In Life My Friends
Flipper released “In Life My Friends,” written by guitarist Ted Falconi, as the third track on Gone Fishin’, the band’s second studio album, on August 29, 1984, via Subterranean Records. Formed in San Francisco in 1979, Flipper slowed punk down to a crawl while the rest of the scene sped up, a choice that became the band’s defining trait.
Falconi built the song around a guitar part that drones more than it riffs, while Bruce Loose handles the vocals and Will Shatter holds down the bass. Steve DePace’s drums anchor the track at just over four minutes, brief by Flipper’s usual standards. The band recorded the album at Hyde Street Studios in San Francisco with engineer Garry Creiman.
“the ideal synthesis of sickness and health”
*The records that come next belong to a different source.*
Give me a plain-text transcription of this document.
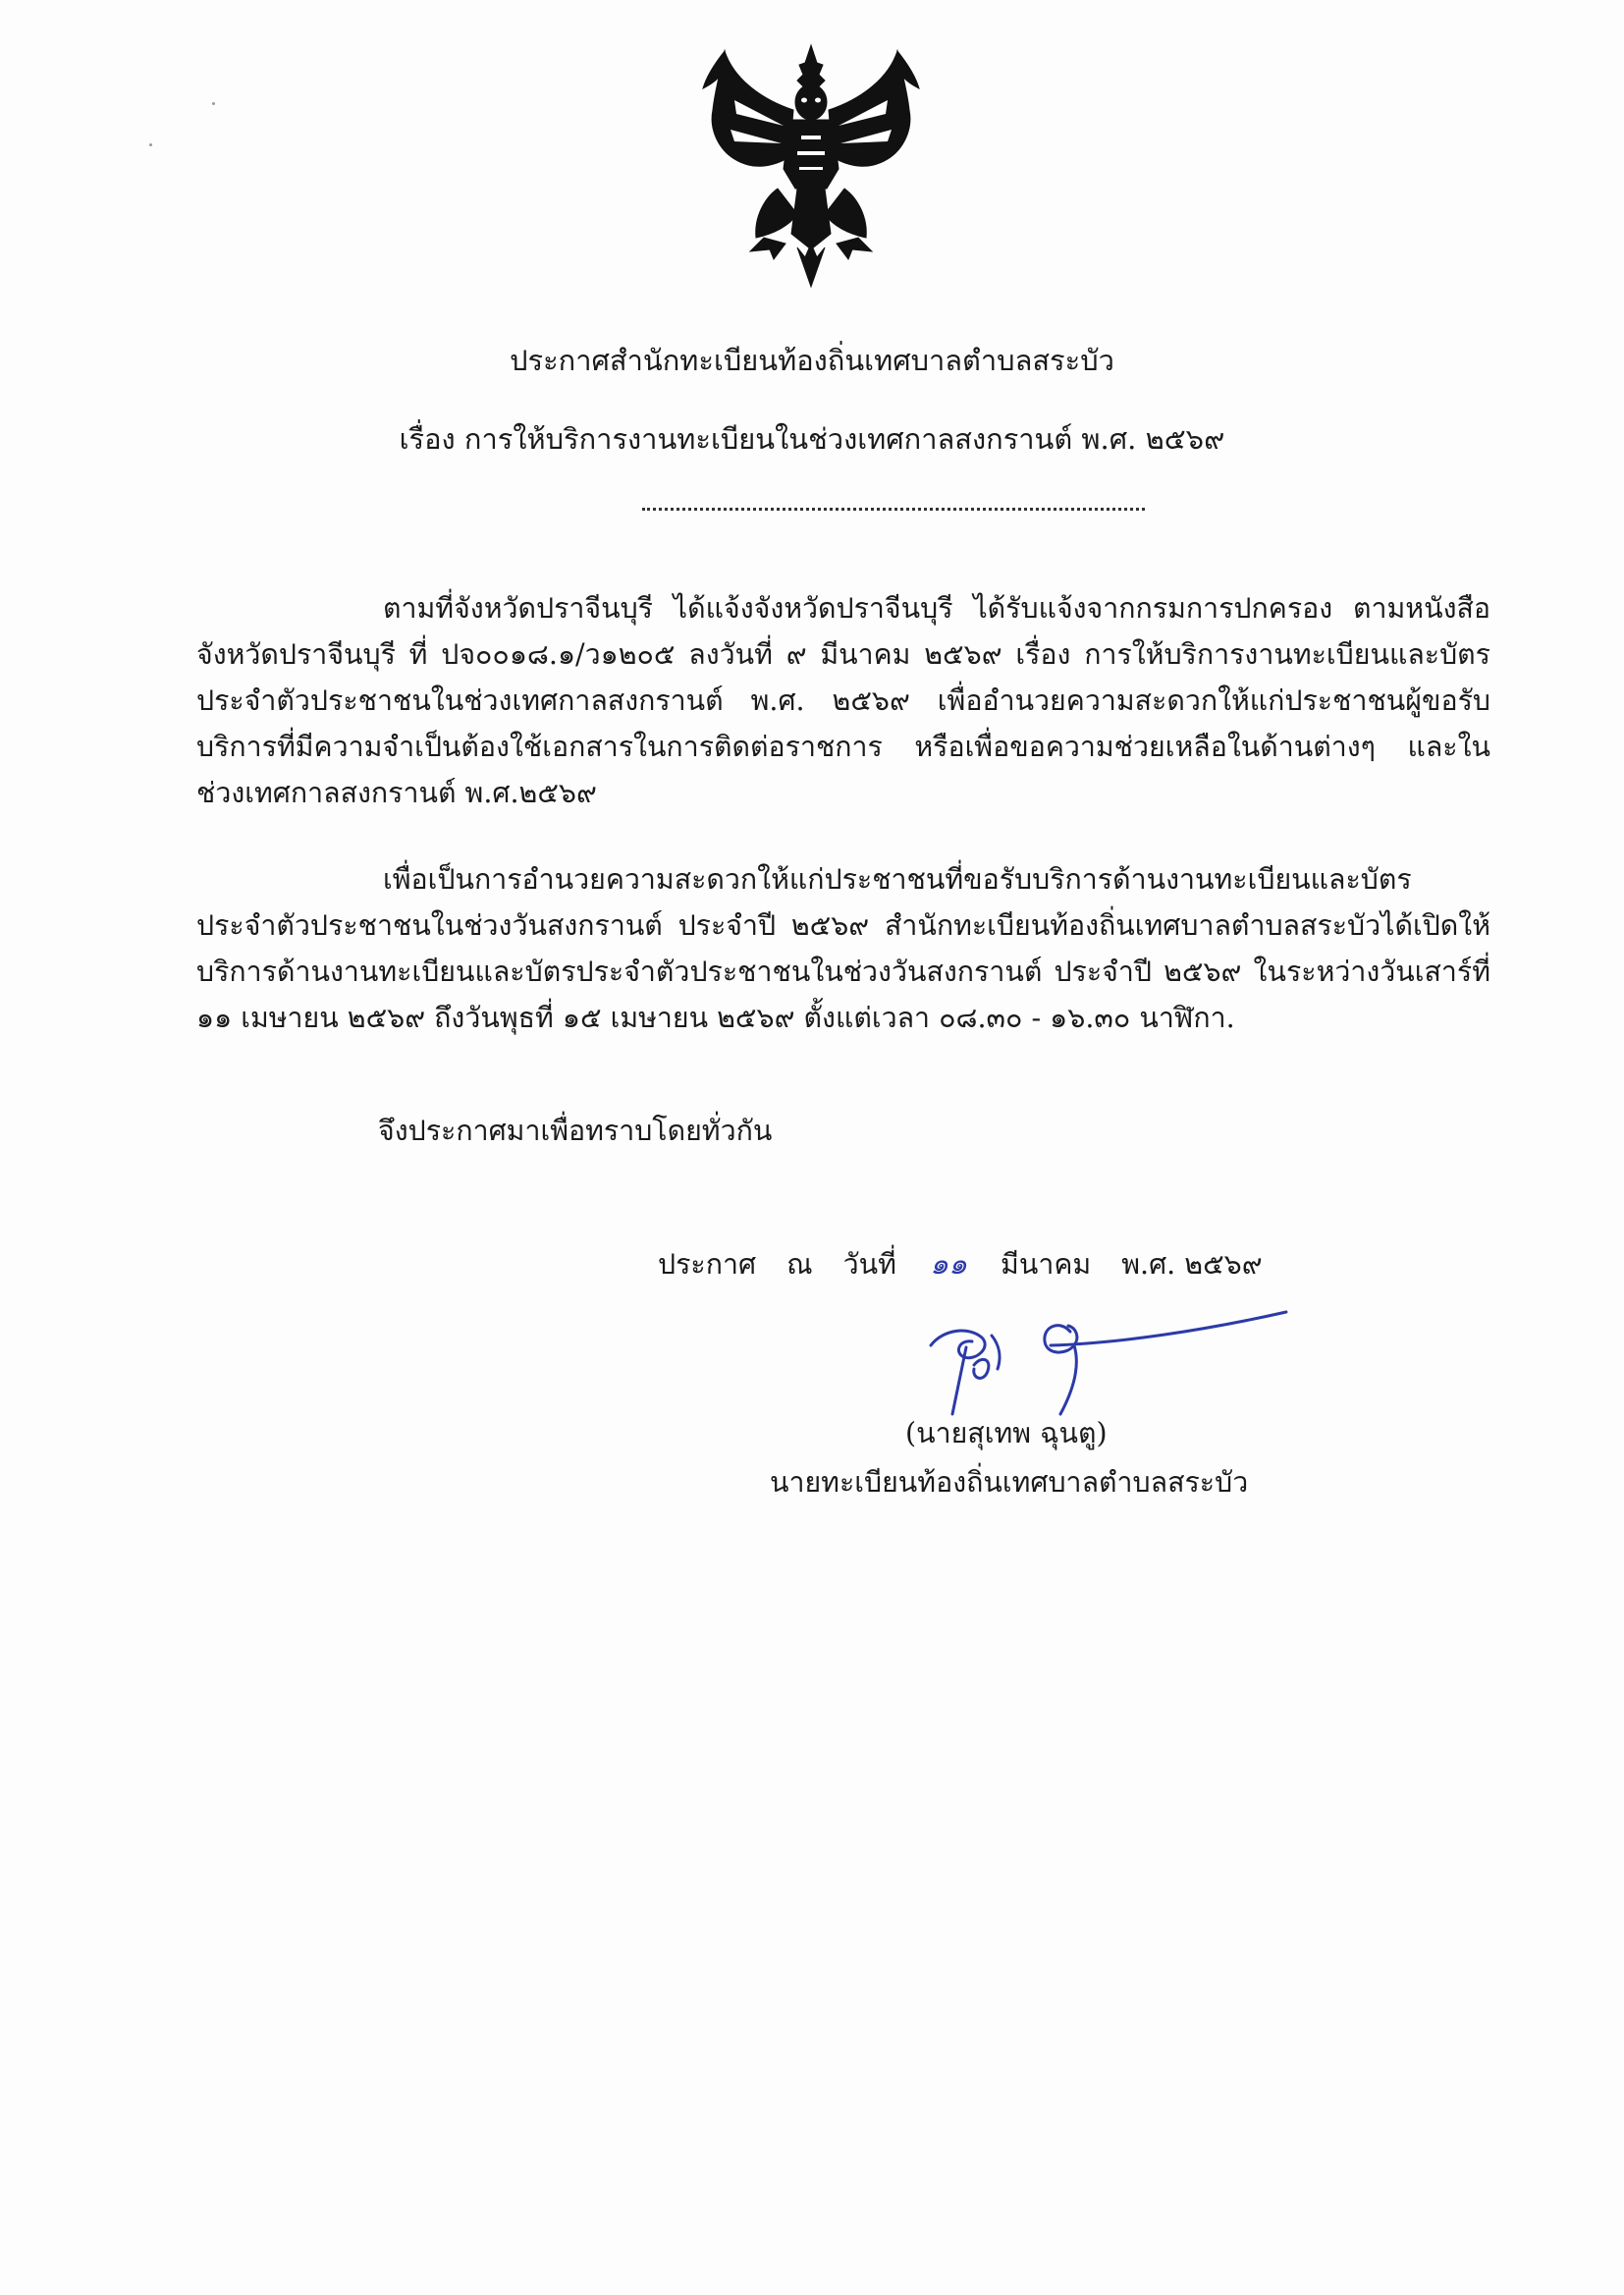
ประกาศสำนักทะเบียนท้องถิ่นเทศบาลตำบลสระบัว
เรื่อง การให้บริการงานทะเบียนในช่วงเทศกาลสงกรานต์ พ.ศ. ๒๕๖๙
ตามที่จังหวัดปราจีนบุรี ได้แจ้งจังหวัดปราจีนบุรี ได้รับแจ้งจากกรมการปกครอง ตามหนังสือจังหวัดปราจีนบุรี ที่ ปจ๐๐๑๘.๑/ว๑๒๐๕ ลงวันที่ ๙ มีนาคม ๒๕๖๙ เรื่อง การให้บริการงานทะเบียนและบัตรประจำตัวประชาชนในช่วงเทศกาลสงกรานต์ พ.ศ. ๒๕๖๙ เพื่ออำนวยความสะดวกให้แก่ประชาชนผู้ขอรับบริการที่มีความจำเป็นต้องใช้เอกสารในการติดต่อราชการ หรือเพื่อขอความช่วยเหลือในด้านต่างๆ และในช่วงเทศกาลสงกรานต์ พ.ศ.๒๕๖๙
เพื่อเป็นการอำนวยความสะดวกให้แก่ประชาชนที่ขอรับบริการด้านงานทะเบียนและบัตรประจำตัวประชาชนในช่วงวันสงกรานต์ ประจำปี ๒๕๖๙ สำนักทะเบียนท้องถิ่นเทศบาลตำบลสระบัวได้เปิดให้บริการด้านงานทะเบียนและบัตรประจำตัวประชาชนในช่วงวันสงกรานต์ ประจำปี ๒๕๖๙ ในระหว่างวันเสาร์ที่ ๑๑ เมษายน ๒๕๖๙ ถึงวันพุธที่ ๑๕ เมษายน ๒๕๖๙ ตั้งแต่เวลา ๐๘.๓๐ - ๑๖.๓๐ นาฬิกา.
จึงประกาศมาเพื่อทราบโดยทั่วกัน
ประกาศ ณ วันที่ ๑๑ มีนาคม พ.ศ. ๒๕๖๙
(นายสุเทพ ฉุนตู)
นายทะเบียนท้องถิ่นเทศบาลตำบลสระบัว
Will Shatter, who co-founded the band and played bass on the track, died in 1987 of a heroin overdose, just three years after “In Life My Friends” came out. Later pressings of the album included a printed tribute to him, which gives the song’s title a weight the band could not have intended at the time it was written.
Flipper never had a hit, and that was never really the point. The dirge tempos and crushing distortion on Gone Fishin’ are now cited as part of the genesis of sludge metal, years before the genre had a name. The Melvins carried that lineage forward, covering three Flipper songs across their catalog, and the same bottom-heavy blueprint runs through The Jesus Lizard and Unsane. Four decades on, the song still sounds like a band working entirely on its own terms.